Toyota’s troubles continued with a recall of 3rd-generation Prius cars, for an upgrade to the software controlling their anti-lock braking system. The problem, apparently, was that when the vehicle hit a bump or a pothole or a “low-grip surface” (is this a euphemism for ice, or what?), there was a change in how the brake pedal felt to the foot. The actual braking ability was unaffected, according to Toyota UK.
But then as I searched further my spine shivered (for a moment) to see that owners of Corollas had complained about their power steering ... however, this was confined to a model sold only in America, and it had not even become an official concern over there, so I relaxed again. But you can imagine that people in the Toyota company are far from relaxed, still — and many of their customers must also remain a little nervous — wondering if there are more scares to come.
Let’s change the subject to a different sort of scare. I’ll explain now (as the outcome is good news) why I had to miss some French classes. Visiting my GP last autumn, I said to him: perhaps while I’m here you could check out my water-flow problem, as you’ve done a couple of times before. This time he didn’t like what he found, and within days I was called to be tested at the Royal Berks Hospital in Reading. The diagnosis was early-stage (hence usually curable) prostate cancer.

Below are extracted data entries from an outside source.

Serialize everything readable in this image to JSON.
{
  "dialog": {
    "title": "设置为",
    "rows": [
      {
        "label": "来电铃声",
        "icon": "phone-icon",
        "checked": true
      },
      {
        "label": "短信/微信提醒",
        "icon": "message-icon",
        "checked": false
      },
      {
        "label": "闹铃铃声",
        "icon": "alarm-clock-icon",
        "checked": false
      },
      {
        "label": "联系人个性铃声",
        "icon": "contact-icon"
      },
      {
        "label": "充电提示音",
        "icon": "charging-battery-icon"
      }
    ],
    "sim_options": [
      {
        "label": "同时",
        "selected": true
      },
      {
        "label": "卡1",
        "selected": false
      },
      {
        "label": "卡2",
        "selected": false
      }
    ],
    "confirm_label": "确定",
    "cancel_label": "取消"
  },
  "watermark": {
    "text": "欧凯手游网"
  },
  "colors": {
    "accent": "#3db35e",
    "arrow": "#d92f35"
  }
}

The treatment option I chose was extraction of the offending item — by robot! This was done in January, and today (as I write) I have just been given a virtually definite all-clear. But my condition had been near to borderline, and I could so easily have put off asking for another year or more, with maybe a different outcome...
PC is the commonest male cancer, killing 10,000 annually. So just as I never miss an opportunity to wave the flag for advanced driving, now I lose no chance to say to men of a certain age (50+): if you have problems down below, don’t hesitate to see your GP.
Also, be aware that you are entitled to ask in any case for an annual blood test for PSA (prostate specific antigen), which is the ‘best’ simple way of detecting PC if it’s developing. However, official advice isn’t clear yet on whether you should request the test, because it’s not 100% accurate: it can produce false-positive results, as well as false negatives. Therefore the GP will need to explain its pros and cons and risks. Anyway, à votre bonne santé! Good health to you!